The way that Homer manages to overcome his depression is also instructive, given that hopelessness and a lack of purpose is what triggered his depression his choice to give himself a purpose and to work to make positive changes is something that those who take a course of cognitive behavioural therapy (CBT) will be encouraged to do.

Roughly speaking, the idea behind CBT is that the causes and the symptoms of depression and anxiety can form a self-perpetuating cycle. Therefore, if a symptom of depression is apathy and a lack of desire for social interaction, as is the case with Homer. The way to break the cycle is to force oneself to be active and interact socially.

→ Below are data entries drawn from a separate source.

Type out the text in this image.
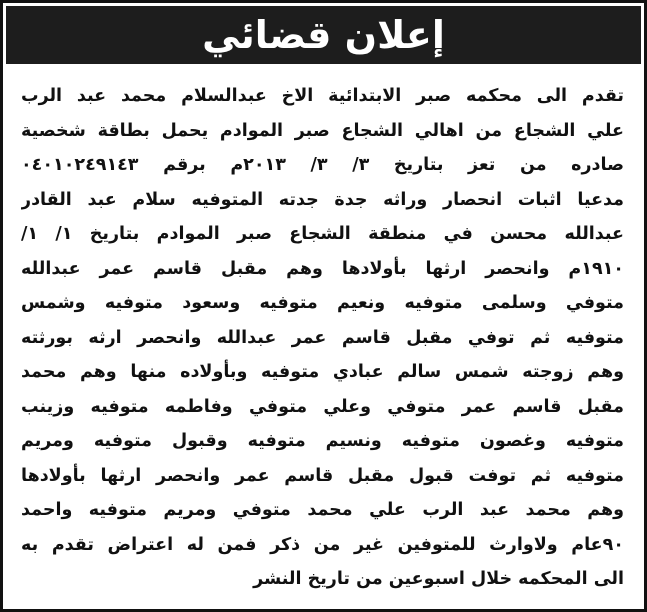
إعلان قضائي
تقدم الى محكمه صبر الابتدائية الاخ عبدالسلام محمد عبد الرب
علي الشجاع من اهالي الشجاع صبر الموادم يحمل بطاقة شخصية
صادره من تعز بتاريخ ٣/ ٣/ ٢٠١٣م برقم ٠٤٠١٠٢٤٩١٤٣
مدعيا اثبات انحصار وراثه جدة جدته المتوفيه سلام عبد القادر
عبدالله محسن في منطقة الشجاع صبر الموادم بتاريخ ١/ ١/
١٩١٠م وانحصر ارثها بأولادها وهم مقبل قاسم عمر عبدالله
متوفي وسلمى متوفيه ونعيم متوفيه وسعود متوفيه وشمس
متوفيه ثم توفي مقبل قاسم عمر عبدالله وانحصر ارثه بورثته
وهم زوجته شمس سالم عبادي متوفيه وبأولاده منها وهم محمد
مقبل قاسم عمر متوفي وعلي متوفي وفاطمه متوفيه وزينب
متوفيه وغصون متوفيه ونسيم متوفيه وقبول متوفيه ومريم
متوفيه ثم توفت قبول مقبل قاسم عمر وانحصر ارثها بأولادها
وهم محمد عبد الرب علي محمد متوفي ومريم متوفيه واحمد
٩٠عام ولاوارث للمتوفين غير من ذكر فمن له اعتراض تقدم به
الى المحكمه خلال اسبوعين من تاريخ النشر
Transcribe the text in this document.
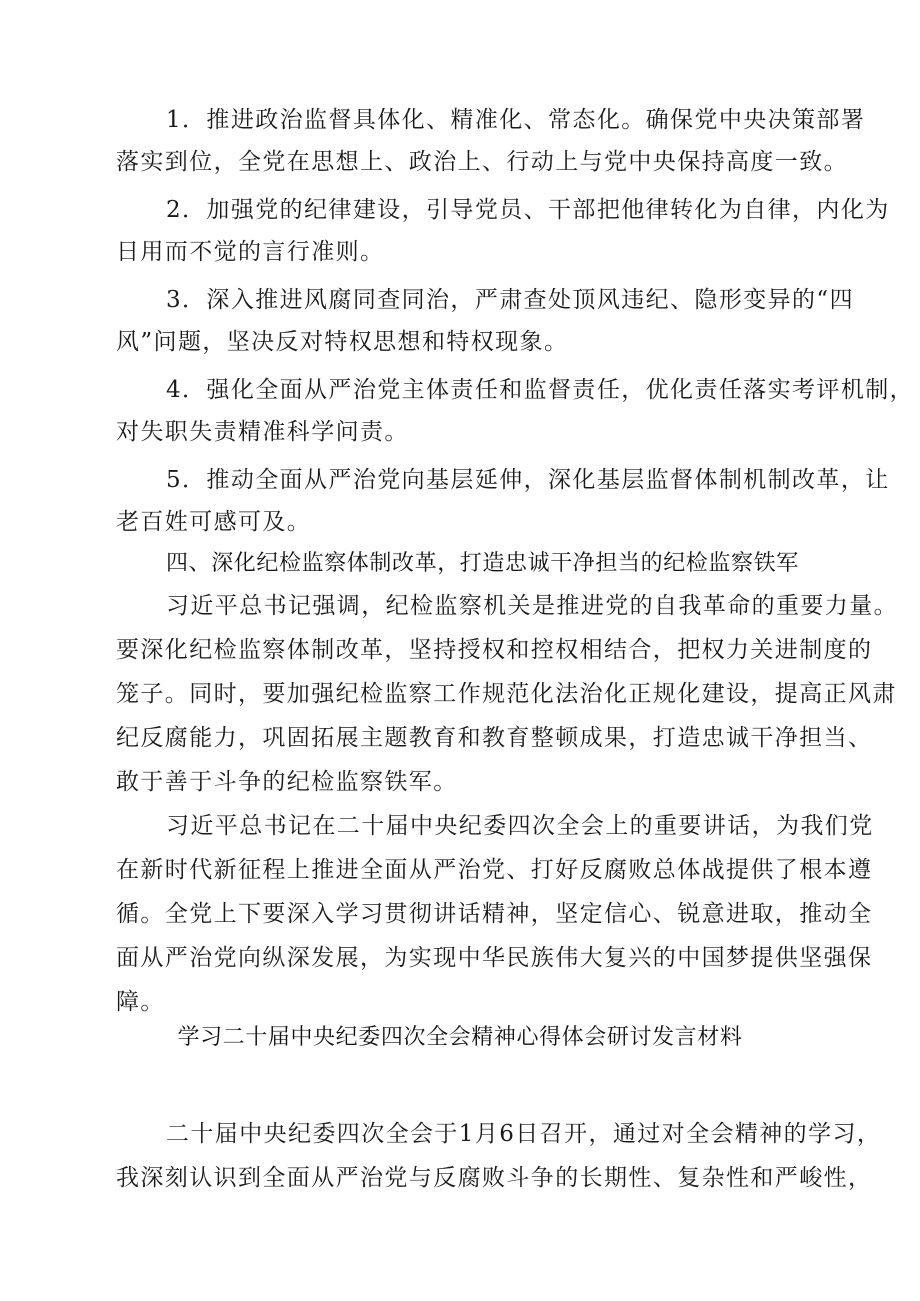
1．推进政治监督具体化、精准化、常态化。确保党中央决策部署
落实到位，全党在思想上、政治上、行动上与党中央保持高度一致。
2．加强党的纪律建设，引导党员、干部把他律转化为自律，内化为
日用而不觉的言行准则。
3．深入推进风腐同查同治，严肃查处顶风违纪、隐形变异的“四
风”问题，坚决反对特权思想和特权现象。
4．强化全面从严治党主体责任和监督责任，优化责任落实考评机制，
对失职失责精准科学问责。
5．推动全面从严治党向基层延伸，深化基层监督体制机制改革，让
老百姓可感可及。
四、深化纪检监察体制改革，打造忠诚干净担当的纪检监察铁军
习近平总书记强调，纪检监察机关是推进党的自我革命的重要力量。
要深化纪检监察体制改革，坚持授权和控权相结合，把权力关进制度的
笼子。同时，要加强纪检监察工作规范化法治化正规化建设，提高正风肃
纪反腐能力，巩固拓展主题教育和教育整顿成果，打造忠诚干净担当、
敢于善于斗争的纪检监察铁军。
习近平总书记在二十届中央纪委四次全会上的重要讲话，为我们党
在新时代新征程上推进全面从严治党、打好反腐败总体战提供了根本遵
循。全党上下要深入学习贯彻讲话精神，坚定信心、锐意进取，推动全
面从严治党向纵深发展，为实现中华民族伟大复兴的中国梦提供坚强保
障。
学习二十届中央纪委四次全会精神心得体会研讨发言材料
二十届中央纪委四次全会于1月6日召开，通过对全会精神的学习，
我深刻认识到全面从严治党与反腐败斗争的长期性、复杂性和严峻性，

The philosophy behind cognitive behavioural therapy, that conscious choices to make oneself better can lead to recovery may not be initially appealing on a philosophical level. It is however clinically effective, which is surely what matters.

The philosophical objection is that CBT can seem like it is blaming the patient for their symptoms - having undergone a programme of CBT however I don't believe this to be what it is saying. The root causes of mental illness and suicidal thoughts may be whatever they are. However, it is not possible to change the past or our emotions toward past events. As emotions are largely involuntary.

What we do have the power to change is how we react to our emotions. It is highly likely that the structure of society and the pressures of late capitalism are a significant contributor to the high prevalence of mental health issues. CBT does not seek to address these however, and moves to get the sufferer to improve their situation - and offers strategies for coping with traumatic or difficult life events.

Some may see this as polishing the cutlery on a sinking ship. However, the one theorist, the brilliant Mark Fisher, I have heard or read exploring this theme, leading me to assume he rejected CBT as appropriate for himself, took his own life in January. On a purely selfish level depriving me of a theorist I admired and leaving behind a family, friends and many more who admired and enjoyed his unique take on the world(8).

His criticism, that we treat individual cases of depression whilst ignoring the structural causes is valid, but this does not take away from the fact that what someone suffering depression needs is help now. Furthermore, that it is quite possible to treat both the symptoms and the causes of mental health issues.

The conclusion of the episode, when Homer is offered his job back, might have seemed hopelessly optimistic to Homer during his darkest hour. What it is worth remembering, is that looked at objectively, that a former Nuclear Technician with a young family, a large circle of friends and enough potential to be an astronaut will find his feet again, is not optimistic - it's rational to assume.

In our darkest hours, we're all Homer.

If you need to talk, call the Samaritans: 116 123. Please.


(1)Figures from the Samaritans - here.

(2) Ibid.

(3)This is not the only reason, or even the most significant reason, but it is certainly one of the reasons. The subjective nature of coronary reports is not something I feel qualified to speak about - or something I am particularly animated to write about.

(4) Poster from which this claim is taken - here.

(5) Link - here.

(6) Ibid.


(8) I have to say I don't know if Mark Fisher was undergoing treatment at the time of his death - what I am seeking to say however is that his criticisms of CBT can be read as valid. CBT is however available free on the NHS immediately. A radical programme to re-orientate the structure of society may not be the most practical solution here and now - although I add my voice to Fishers in calling for it.